Quanto peso você ganhou durante o seu tratamento?
Quando saí de férias e voltei aos treinos, engordei oito quilos. Saí com 61kg da Olimpíada e voltei aos treinos com 69kg. Dei um engordada legal... Mas praticamente já voltei ao peso normal de treinamento, na faixa de 63kg.
Você deve ter comido muita coisa que estava proibido...
Tudo o que eu tinha vontade. Doces, pizza, churrasco, refrigerante. Tem uma esfiha? Quero uma esfiha também. Tudo o que não podia aproveitei esse período para comer. Parecia que estava carregando uma geladeira nas costas. Quando passou todas aquele estresse de competição, senti um alívio que acabou, já estava bem desgastado. Até mesmo na Vila Olímpica, tinha doces maravilhosos, brigadeiros, beijinhos, bicho de pé, e a gente passava pelas geladeiras e não podia pegar. No último dia, quando acabou, ainda pensei: "Só falta voltar para a vila e não ter aqueles doces". Pelo contrário, tinha os três.
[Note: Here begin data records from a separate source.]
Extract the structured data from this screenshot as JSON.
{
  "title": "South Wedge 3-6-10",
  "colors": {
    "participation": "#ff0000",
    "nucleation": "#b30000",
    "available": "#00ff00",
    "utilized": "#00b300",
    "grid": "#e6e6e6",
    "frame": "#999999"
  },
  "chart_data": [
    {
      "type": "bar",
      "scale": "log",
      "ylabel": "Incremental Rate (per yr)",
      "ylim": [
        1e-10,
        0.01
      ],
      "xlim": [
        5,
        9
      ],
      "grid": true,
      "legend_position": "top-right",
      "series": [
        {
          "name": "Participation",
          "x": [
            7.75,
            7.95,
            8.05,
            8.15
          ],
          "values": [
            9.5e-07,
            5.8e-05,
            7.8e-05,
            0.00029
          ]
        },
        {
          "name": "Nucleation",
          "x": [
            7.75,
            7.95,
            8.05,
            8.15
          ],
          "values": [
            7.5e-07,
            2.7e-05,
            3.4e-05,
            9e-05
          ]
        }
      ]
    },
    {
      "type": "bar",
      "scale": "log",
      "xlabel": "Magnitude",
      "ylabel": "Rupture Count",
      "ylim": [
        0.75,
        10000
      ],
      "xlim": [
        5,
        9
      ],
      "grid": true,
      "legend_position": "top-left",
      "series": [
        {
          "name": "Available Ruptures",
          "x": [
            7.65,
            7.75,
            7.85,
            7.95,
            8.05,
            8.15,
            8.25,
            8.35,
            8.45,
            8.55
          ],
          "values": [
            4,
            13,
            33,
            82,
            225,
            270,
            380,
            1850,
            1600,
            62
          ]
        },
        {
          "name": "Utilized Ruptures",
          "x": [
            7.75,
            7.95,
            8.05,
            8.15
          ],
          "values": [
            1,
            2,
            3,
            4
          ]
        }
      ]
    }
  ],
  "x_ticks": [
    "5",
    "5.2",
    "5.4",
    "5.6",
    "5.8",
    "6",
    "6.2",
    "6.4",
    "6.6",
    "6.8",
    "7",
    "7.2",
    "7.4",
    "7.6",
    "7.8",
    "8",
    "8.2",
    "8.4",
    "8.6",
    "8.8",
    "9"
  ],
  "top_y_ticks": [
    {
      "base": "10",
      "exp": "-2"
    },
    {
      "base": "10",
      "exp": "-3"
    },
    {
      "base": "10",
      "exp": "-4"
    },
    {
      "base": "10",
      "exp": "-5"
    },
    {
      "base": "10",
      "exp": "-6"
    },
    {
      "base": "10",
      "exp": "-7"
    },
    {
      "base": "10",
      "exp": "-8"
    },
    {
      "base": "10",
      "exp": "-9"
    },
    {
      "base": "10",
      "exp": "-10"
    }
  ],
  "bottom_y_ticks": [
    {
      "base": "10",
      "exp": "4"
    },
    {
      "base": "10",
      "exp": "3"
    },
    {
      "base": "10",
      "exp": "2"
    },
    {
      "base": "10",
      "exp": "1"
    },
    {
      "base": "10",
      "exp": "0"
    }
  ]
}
Peguei duas colheradas de cada, botei no pote e mandei uma foto para a nutricionista.
Você está iniciando o seu terceiro ciclo olímpico. No primeiro deles, para os Jogos de Londres 2012, você era um ginasta emergente. No segundo, encerrado no Rio 2016, já era um atleta consagrado. E, agora, em que condição você entra nesse novo ciclo?
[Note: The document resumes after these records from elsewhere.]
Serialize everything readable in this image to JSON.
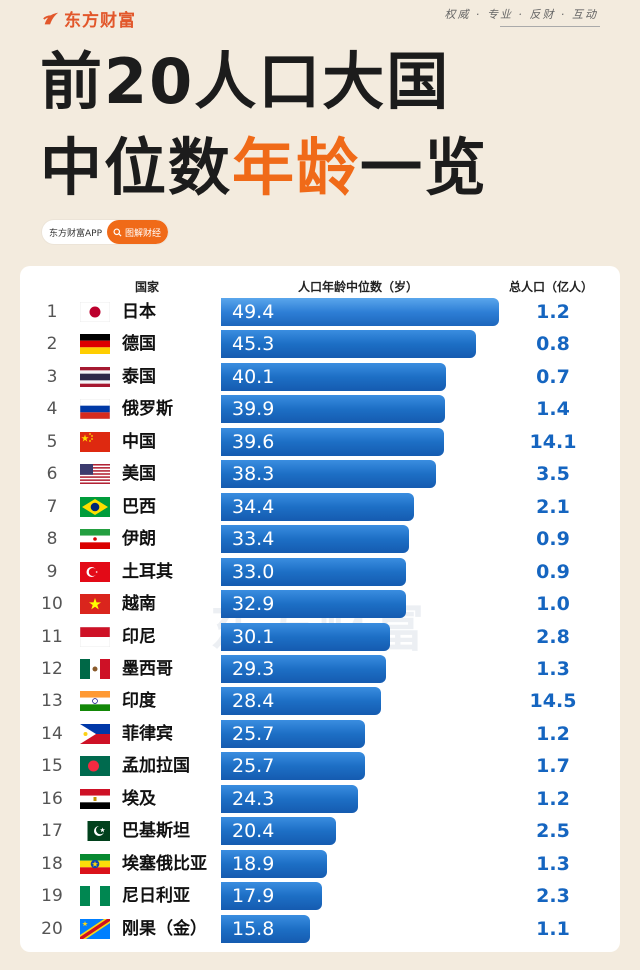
{
  "header": {
    "brand": "东方财富",
    "slogan": "权威 · 专业 · 反财 · 互动"
  },
  "title": {
    "line1": "前20人口大国",
    "line2_a": "中位数",
    "line2_highlight": "年龄",
    "line2_b": "一览",
    "highlight_color": "#f06a18"
  },
  "badge": {
    "app": "东方财富APP",
    "search": "图解财经"
  },
  "watermark": "东方财富",
  "chart_data": {
    "type": "bar",
    "orientation": "horizontal",
    "headers": {
      "country": "国家",
      "median_age": "人口年龄中位数（岁）",
      "population": "总人口（亿人）"
    },
    "bar_color": "#1d6fc5",
    "xlim": [
      0,
      50
    ],
    "rows": [
      {
        "rank": "1",
        "country": "日本",
        "flag": "japan-flag",
        "median_age": 49.4,
        "median_age_label": "49.4",
        "population": "1.2"
      },
      {
        "rank": "2",
        "country": "德国",
        "flag": "germany-flag",
        "median_age": 45.3,
        "median_age_label": "45.3",
        "population": "0.8"
      },
      {
        "rank": "3",
        "country": "泰国",
        "flag": "thailand-flag",
        "median_age": 40.1,
        "median_age_label": "40.1",
        "population": "0.7"
      },
      {
        "rank": "4",
        "country": "俄罗斯",
        "flag": "russia-flag",
        "median_age": 39.9,
        "median_age_label": "39.9",
        "population": "1.4"
      },
      {
        "rank": "5",
        "country": "中国",
        "flag": "china-flag",
        "median_age": 39.6,
        "median_age_label": "39.6",
        "population": "14.1"
      },
      {
        "rank": "6",
        "country": "美国",
        "flag": "usa-flag",
        "median_age": 38.3,
        "median_age_label": "38.3",
        "population": "3.5"
      },
      {
        "rank": "7",
        "country": "巴西",
        "flag": "brazil-flag",
        "median_age": 34.4,
        "median_age_label": "34.4",
        "population": "2.1"
      },
      {
        "rank": "8",
        "country": "伊朗",
        "flag": "iran-flag",
        "median_age": 33.4,
        "median_age_label": "33.4",
        "population": "0.9"
      },
      {
        "rank": "9",
        "country": "土耳其",
        "flag": "turkey-flag",
        "median_age": 33.0,
        "median_age_label": "33.0",
        "population": "0.9"
      },
      {
        "rank": "10",
        "country": "越南",
        "flag": "vietnam-flag",
        "median_age": 32.9,
        "median_age_label": "32.9",
        "population": "1.0"
      },
      {
        "rank": "11",
        "country": "印尼",
        "flag": "indonesia-flag",
        "median_age": 30.1,
        "median_age_label": "30.1",
        "population": "2.8"
      },
      {
        "rank": "12",
        "country": "墨西哥",
        "flag": "mexico-flag",
        "median_age": 29.3,
        "median_age_label": "29.3",
        "population": "1.3"
      },
      {
        "rank": "13",
        "country": "印度",
        "flag": "india-flag",
        "median_age": 28.4,
        "median_age_label": "28.4",
        "population": "14.5"
      },
      {
        "rank": "14",
        "country": "菲律宾",
        "flag": "philippines-flag",
        "median_age": 25.7,
        "median_age_label": "25.7",
        "population": "1.2"
      },
      {
        "rank": "15",
        "country": "孟加拉国",
        "flag": "bangladesh-flag",
        "median_age": 25.7,
        "median_age_label": "25.7",
        "population": "1.7"
      },
      {
        "rank": "16",
        "country": "埃及",
        "flag": "egypt-flag",
        "median_age": 24.3,
        "median_age_label": "24.3",
        "population": "1.2"
      },
      {
        "rank": "17",
        "country": "巴基斯坦",
        "flag": "pakistan-flag",
        "median_age": 20.4,
        "median_age_label": "20.4",
        "population": "2.5"
      },
      {
        "rank": "18",
        "country": "埃塞俄比亚",
        "flag": "ethiopia-flag",
        "median_age": 18.9,
        "median_age_label": "18.9",
        "population": "1.3"
      },
      {
        "rank": "19",
        "country": "尼日利亚",
        "flag": "nigeria-flag",
        "median_age": 17.9,
        "median_age_label": "17.9",
        "population": "2.3"
      },
      {
        "rank": "20",
        "country": "刚果（金）",
        "flag": "dr-congo-flag",
        "median_age": 15.8,
        "median_age_label": "15.8",
        "population": "1.1"
      }
    ]
  }
}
O início desse ciclo é um pouco mais delicado pelas várias mudanças na ginástica (nova regras do código de pontuação, com a redução do número de grupos de exercícios na série e das notas em meio ponto). O mundo todo está se adequando, então acredito que ninguém vai apresentar alguma novidade (nas séries) nesse primeiro ano. Vários atletas também estão se recuperando de cirurgia ou então fazendo cirurgia em 2017, que é um ano um pouco mais tranquilo, pós-olímpico. É um ano em que vou tentar me adaptar ao novo código e ver como o corpo vai reagir à cirurgia. Porque no treinamento está tudo certo, mas na competição pode reagir diferente.
Neste ano você vai fazer uma mudança importante na série?
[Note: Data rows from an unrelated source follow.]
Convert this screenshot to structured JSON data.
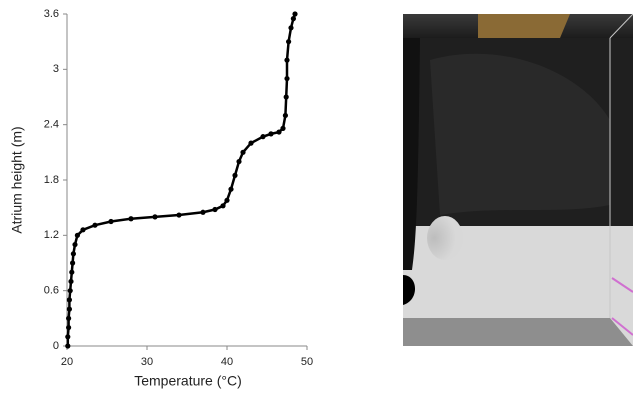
{
  "chart_data": {
    "type": "line",
    "x_label": "Temperature (°C)",
    "y_label": "Atrium height (m)",
    "x": [
      20.1,
      20.1,
      20.2,
      20.2,
      20.3,
      20.3,
      20.4,
      20.5,
      20.6,
      20.7,
      20.8,
      21.0,
      21.3,
      22.0,
      23.5,
      25.5,
      28.0,
      31.0,
      34.0,
      37.0,
      38.5,
      39.5,
      40.0,
      40.5,
      41.0,
      41.5,
      42.0,
      43.0,
      44.5,
      45.5,
      46.5,
      47.0,
      47.3,
      47.4,
      47.5,
      47.5,
      47.7,
      48.0,
      48.3,
      48.5
    ],
    "values": [
      0,
      0.1,
      0.2,
      0.3,
      0.4,
      0.5,
      0.6,
      0.7,
      0.8,
      0.9,
      1.0,
      1.1,
      1.2,
      1.26,
      1.31,
      1.35,
      1.38,
      1.4,
      1.42,
      1.45,
      1.48,
      1.52,
      1.58,
      1.7,
      1.85,
      2.0,
      2.1,
      2.2,
      2.27,
      2.3,
      2.32,
      2.36,
      2.5,
      2.7,
      2.9,
      3.1,
      3.3,
      3.45,
      3.55,
      3.6
    ],
    "color": "#000000",
    "xlim": [
      20,
      50
    ],
    "xticks": [
      20,
      30,
      40,
      50
    ],
    "ylim": [
      0,
      3.6
    ],
    "yticks": [
      0,
      0.6,
      1.2,
      1.8,
      2.4,
      3,
      3.6
    ]
  }
}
Não, por enquanto serão feitos apenas ajustes. Mas o meu objetivo nesse ciclo é mudar a minha série, com um grau de dificuldade um pouco maior.
Qual é sua meta para 2017?
Volto a competir em maio, na Copa do Mundo, mas a prioridade é o Mundial do Canadá, em agosto. Vou traçar a meta para o Mundial depois dessas duas etapas, na Croácia e na Eslovênia.
O que se pode esperar da ginástica brasileira daqui para frente, depois do resultado histórico no Rio?
O resultado no Rio foi excelente. Um país conseguir três medalhas olímpicas (além da medalha de Zanetti, Diego Hypolito e Arthur Nory ganharam prata e bronze no solo, respectivamente) não é fácil. Os atletas que já estavam antigamente (na seleção) ainda são novos. Então provavelmente são atletas que vão continuar nesse ciclo. E a nova geração, atletas que acabaram de sair do juvenil e já estão no adulto, estão com nível de ginástica muito bom. A gente já vê dois, três atletas que podem representar o Brasil em 2020.
Como você avalia o legado da Olimpíada do Rio?
É triste, né? Na ginástica, não teve nenhum legado. O legado que poderia ter é do aparelhos que foram utilizados, aparelhos praticamente novos. Esses aparelhos estavam com 70% de desconto, e ninguém comprou. Então a gente perdeu uma oportunidade de equipar outros ginásios dentro do Brasil. E havia promessa de que esses aparelhos iriam ficar. A gente vê a situação do Parque Olímpico, em algumas reportagens, as piscinas estão com a água de chuva. É bem triste. Olha o tanto de dinheiro que foi gasto para ficar abandonado. São aparelhos de primeira linha, são estruturas fantásticas, que têm de ser aproveitadas.